Tag, Sion Sono (2015) [FEFFS 2015]

Bien loin d'être aussi décousu et innocent qu'il n'y parait, Tag est un vrai film à message, qui sous ses airs de survival gore traite de sujets de société loin d'être anecdotiques. Le réalisateur, Sion Sono (que je découvre avec ce film) semble coutumier des films traitant du désespoir, de l'inéluctabilité d'un destin tout tracé par une société japonaise trop rigide. Tag n'y fera pas exception, en s'intéressant particulièrement au point de vue féminin.

L'héroïne, Mitsuko, est à une période charnière à la fin de l'enfance et l'entrée dans l'adolescence. Ce moment ou l'infinité des possibles de l'enfance se ressèrent avec les premiers choix et performances scolaires.

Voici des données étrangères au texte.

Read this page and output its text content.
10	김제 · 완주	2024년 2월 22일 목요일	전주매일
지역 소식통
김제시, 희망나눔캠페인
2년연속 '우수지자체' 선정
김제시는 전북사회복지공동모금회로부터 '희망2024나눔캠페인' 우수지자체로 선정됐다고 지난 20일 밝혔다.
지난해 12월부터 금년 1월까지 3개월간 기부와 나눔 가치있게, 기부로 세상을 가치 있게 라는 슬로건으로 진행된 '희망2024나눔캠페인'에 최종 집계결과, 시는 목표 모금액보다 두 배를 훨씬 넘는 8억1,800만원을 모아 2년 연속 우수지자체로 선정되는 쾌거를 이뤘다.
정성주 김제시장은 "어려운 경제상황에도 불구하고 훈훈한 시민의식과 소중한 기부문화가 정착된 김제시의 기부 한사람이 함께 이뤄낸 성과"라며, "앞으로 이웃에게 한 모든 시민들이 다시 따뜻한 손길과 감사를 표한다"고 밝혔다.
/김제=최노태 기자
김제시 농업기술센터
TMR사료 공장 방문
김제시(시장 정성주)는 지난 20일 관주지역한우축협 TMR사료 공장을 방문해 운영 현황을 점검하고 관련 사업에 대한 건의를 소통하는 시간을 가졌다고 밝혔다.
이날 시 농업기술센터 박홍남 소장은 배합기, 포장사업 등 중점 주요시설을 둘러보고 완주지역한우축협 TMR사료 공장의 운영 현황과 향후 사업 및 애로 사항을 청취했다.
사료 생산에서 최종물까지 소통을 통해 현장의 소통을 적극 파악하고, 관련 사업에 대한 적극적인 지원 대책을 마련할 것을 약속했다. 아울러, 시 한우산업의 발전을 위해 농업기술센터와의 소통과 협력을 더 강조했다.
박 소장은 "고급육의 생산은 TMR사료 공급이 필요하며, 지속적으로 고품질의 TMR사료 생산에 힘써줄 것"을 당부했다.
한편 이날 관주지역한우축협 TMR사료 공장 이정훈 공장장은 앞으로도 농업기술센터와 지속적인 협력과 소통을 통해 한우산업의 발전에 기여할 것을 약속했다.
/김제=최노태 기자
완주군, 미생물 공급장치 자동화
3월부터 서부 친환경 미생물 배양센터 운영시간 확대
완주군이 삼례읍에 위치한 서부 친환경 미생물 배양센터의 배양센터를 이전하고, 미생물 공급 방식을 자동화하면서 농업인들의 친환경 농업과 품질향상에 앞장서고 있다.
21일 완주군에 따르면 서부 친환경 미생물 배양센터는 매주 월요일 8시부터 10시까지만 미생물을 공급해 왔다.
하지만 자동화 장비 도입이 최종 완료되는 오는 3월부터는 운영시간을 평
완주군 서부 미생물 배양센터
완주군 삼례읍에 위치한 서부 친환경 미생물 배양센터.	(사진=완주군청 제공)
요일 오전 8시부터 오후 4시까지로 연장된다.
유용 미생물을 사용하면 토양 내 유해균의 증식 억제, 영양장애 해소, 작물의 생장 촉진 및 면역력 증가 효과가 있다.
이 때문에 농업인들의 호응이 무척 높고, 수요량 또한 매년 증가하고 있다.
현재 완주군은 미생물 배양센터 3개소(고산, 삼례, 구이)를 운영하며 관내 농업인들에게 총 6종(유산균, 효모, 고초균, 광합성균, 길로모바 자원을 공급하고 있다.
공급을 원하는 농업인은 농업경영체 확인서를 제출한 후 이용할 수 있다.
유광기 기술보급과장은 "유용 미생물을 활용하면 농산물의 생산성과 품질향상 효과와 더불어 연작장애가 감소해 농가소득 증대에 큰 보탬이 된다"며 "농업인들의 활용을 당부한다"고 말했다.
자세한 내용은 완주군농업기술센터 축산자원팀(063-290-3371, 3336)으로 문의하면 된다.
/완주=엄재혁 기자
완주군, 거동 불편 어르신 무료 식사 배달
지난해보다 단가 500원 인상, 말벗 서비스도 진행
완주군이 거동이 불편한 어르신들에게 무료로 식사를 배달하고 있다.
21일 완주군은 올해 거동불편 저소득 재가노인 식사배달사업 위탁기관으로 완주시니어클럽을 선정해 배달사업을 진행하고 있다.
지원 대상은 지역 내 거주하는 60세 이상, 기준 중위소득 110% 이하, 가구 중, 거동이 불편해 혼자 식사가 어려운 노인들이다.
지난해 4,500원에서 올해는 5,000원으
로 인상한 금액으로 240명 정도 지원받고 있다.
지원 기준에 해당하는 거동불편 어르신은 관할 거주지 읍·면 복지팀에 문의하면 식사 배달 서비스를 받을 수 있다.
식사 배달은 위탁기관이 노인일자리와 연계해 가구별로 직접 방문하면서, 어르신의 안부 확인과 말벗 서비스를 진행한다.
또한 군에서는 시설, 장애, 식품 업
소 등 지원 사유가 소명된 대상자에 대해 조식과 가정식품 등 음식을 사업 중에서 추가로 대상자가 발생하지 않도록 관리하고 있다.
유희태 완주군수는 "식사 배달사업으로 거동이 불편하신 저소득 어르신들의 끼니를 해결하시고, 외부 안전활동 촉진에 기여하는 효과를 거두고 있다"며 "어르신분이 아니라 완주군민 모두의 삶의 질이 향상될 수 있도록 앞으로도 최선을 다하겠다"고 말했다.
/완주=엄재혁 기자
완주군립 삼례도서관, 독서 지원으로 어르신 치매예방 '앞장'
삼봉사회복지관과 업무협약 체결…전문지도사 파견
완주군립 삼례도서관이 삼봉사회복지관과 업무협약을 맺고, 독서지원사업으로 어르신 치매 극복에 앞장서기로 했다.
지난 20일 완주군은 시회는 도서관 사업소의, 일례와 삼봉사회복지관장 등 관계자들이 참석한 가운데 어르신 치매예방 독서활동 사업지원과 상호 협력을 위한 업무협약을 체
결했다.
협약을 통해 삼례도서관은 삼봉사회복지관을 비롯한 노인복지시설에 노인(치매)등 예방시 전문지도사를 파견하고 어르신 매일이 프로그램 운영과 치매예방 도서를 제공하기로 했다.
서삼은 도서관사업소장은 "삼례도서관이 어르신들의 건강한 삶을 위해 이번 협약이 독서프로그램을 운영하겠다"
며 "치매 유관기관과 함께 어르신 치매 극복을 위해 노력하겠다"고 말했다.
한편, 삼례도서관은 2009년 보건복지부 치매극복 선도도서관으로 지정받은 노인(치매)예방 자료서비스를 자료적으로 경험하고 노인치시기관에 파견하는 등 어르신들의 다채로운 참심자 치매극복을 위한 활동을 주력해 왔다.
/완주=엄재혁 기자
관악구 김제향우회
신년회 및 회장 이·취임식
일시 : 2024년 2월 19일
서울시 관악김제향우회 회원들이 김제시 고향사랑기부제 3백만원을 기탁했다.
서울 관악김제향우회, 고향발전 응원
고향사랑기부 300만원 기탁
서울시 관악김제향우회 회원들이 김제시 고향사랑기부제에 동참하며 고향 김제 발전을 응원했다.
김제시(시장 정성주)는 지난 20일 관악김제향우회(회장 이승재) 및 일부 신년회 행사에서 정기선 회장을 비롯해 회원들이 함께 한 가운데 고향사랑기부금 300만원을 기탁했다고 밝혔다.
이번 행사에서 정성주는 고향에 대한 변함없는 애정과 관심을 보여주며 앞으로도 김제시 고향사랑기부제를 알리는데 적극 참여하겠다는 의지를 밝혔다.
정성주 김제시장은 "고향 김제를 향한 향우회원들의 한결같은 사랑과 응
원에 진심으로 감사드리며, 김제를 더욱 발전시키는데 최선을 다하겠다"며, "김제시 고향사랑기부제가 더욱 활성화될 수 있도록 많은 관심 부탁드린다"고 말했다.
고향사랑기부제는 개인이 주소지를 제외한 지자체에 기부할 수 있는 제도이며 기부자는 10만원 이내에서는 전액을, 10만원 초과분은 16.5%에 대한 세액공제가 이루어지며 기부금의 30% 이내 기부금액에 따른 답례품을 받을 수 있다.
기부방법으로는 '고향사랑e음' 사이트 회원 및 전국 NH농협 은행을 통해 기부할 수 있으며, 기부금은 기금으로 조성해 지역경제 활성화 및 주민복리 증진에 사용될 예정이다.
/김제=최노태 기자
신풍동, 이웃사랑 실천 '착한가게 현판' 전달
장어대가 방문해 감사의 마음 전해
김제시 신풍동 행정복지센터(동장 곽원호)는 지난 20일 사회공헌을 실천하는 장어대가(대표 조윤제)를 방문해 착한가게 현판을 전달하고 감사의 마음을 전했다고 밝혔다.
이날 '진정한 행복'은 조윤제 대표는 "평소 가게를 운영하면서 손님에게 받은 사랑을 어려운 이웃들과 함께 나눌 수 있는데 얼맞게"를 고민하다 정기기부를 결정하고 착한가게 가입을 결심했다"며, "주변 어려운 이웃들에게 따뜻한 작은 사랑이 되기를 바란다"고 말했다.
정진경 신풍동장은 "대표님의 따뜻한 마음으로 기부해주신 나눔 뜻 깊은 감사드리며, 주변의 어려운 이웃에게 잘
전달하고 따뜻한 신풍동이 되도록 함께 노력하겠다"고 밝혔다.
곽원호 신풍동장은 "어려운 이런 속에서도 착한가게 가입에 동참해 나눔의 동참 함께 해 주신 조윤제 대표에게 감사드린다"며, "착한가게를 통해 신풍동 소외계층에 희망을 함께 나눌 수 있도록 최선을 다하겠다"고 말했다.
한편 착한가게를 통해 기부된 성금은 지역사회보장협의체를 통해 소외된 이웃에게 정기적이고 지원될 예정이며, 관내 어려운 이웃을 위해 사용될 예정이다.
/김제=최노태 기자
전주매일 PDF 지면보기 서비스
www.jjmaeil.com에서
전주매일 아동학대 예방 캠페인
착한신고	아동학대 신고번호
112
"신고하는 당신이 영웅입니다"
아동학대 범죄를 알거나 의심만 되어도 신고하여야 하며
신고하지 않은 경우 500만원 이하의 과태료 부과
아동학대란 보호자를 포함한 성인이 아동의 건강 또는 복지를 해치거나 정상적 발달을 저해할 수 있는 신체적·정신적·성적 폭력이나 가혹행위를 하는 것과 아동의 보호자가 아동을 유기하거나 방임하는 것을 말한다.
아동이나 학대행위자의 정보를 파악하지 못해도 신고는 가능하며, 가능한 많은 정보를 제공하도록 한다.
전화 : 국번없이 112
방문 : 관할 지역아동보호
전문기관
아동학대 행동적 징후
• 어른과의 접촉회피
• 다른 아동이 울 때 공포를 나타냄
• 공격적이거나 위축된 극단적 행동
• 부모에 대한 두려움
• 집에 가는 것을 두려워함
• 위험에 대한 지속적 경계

La menace sourde et invisible que Sono fait incarner à un vent destructeur qui décapite ses victimes, représente à la fois cette peur de l'entrée dans l'âge adulte dont on ne sait pas trop de quoi il sera fait ni d'où les menaces viendront et celle de la compétition acharnée dans le système scolaire japonais.

Le second personnage incarné par l'héroïne est celui d'une mariée résignée : Mitsuko entre petit à petit dans le moule qui est prévu pour elle, qu'elle s'y épanouisse ou non n'étant pas la question...

Quant au 3e personnage, la marathonienne, il évoque probablement une pression de la réussite, de rester à la hauteur, compétitive en toutes circonstances.

Le casting est entièrement féminin (à part à la toute fin où l'on découvre [petit spoiler] le personnage qui tire les ficelles et qui s'avère être un homme) et cette démarche à elle seule en fait un film militant, tant ce n'est pas courant. Avec ses différents personnages qui sont finalement le même, Sono parvient à traiter plusieurs aspects de la vie d'une femme japonaise et à délivrer le même message sous différentes formes.

Car Tag n'est pas le film pessimiste qu'il parait être et appelle à la prise de conscience plutôt qu'à la résignation et par son héroïne (à qui il fait notamment répéter inlassablement son nom pour qu'elle se souvienne de qui elle est) il appelle à la rébellion !

Si la forme est très maitrisée dans le choix des plans et des cadrages, notamment ceux, aériens, du début du film, c'est malgré tout un film très adolescent, dans ses codes et son thème, qu'on a sous les yeux. Le film de quelqu'un qui refuse de se plier aux règles et tente d'éveiller les esprits. Devant Tag, si l'on parvient à entrer dans l'univers très étrange de cet OVNI cinématographique, on retrouve cette âme militante et en questionnement perpétuel. C'est un film qui réveille et qui ne laissera pas indifférent, l'un de mes coups de coeur de ce Festival 2015 !

★★★★☆

Tag, Sion Sono (pas de date de sortie France)
Avec Reina Triendl, Mariko Shinoda, Erina Mano - Japon - 1h25

Synopsis (source : site FEFFS)
Tag s’ouvre sur un tourbillon de scènes mêlant à merveille le gore et le poétique. En un éclair de seconde, la vie d’une écolière insouciante bascule à tout jamais. Commence alors pour elle un voyage frénétique au coeur d’obscures réalités parallèles où règnent le désordre et la violence, et où la sensualité féminine est exacerbée.

À travers ses deux héroïnes, Mitsuki et sa copine Izumi, Sion Sono confère cohérence et profondeur à ce film qui, autrement, aurait pu n’être qu’une incursion divertissante dans un surréalisme particulièrement déjanté. Il parvient ainsi à faire de Tag un témoignage touchant de notre consternation face au chaos de la vie. « La vie est comme une plume qui tombe », dit Izumi, « et personne ne sait où elle finira par atterrir. Tout ce qu’on peut faire, c’est la berner en allant là où elle ne nous attend pas ». Et c’est précisément ce qui se passe à la fin du film.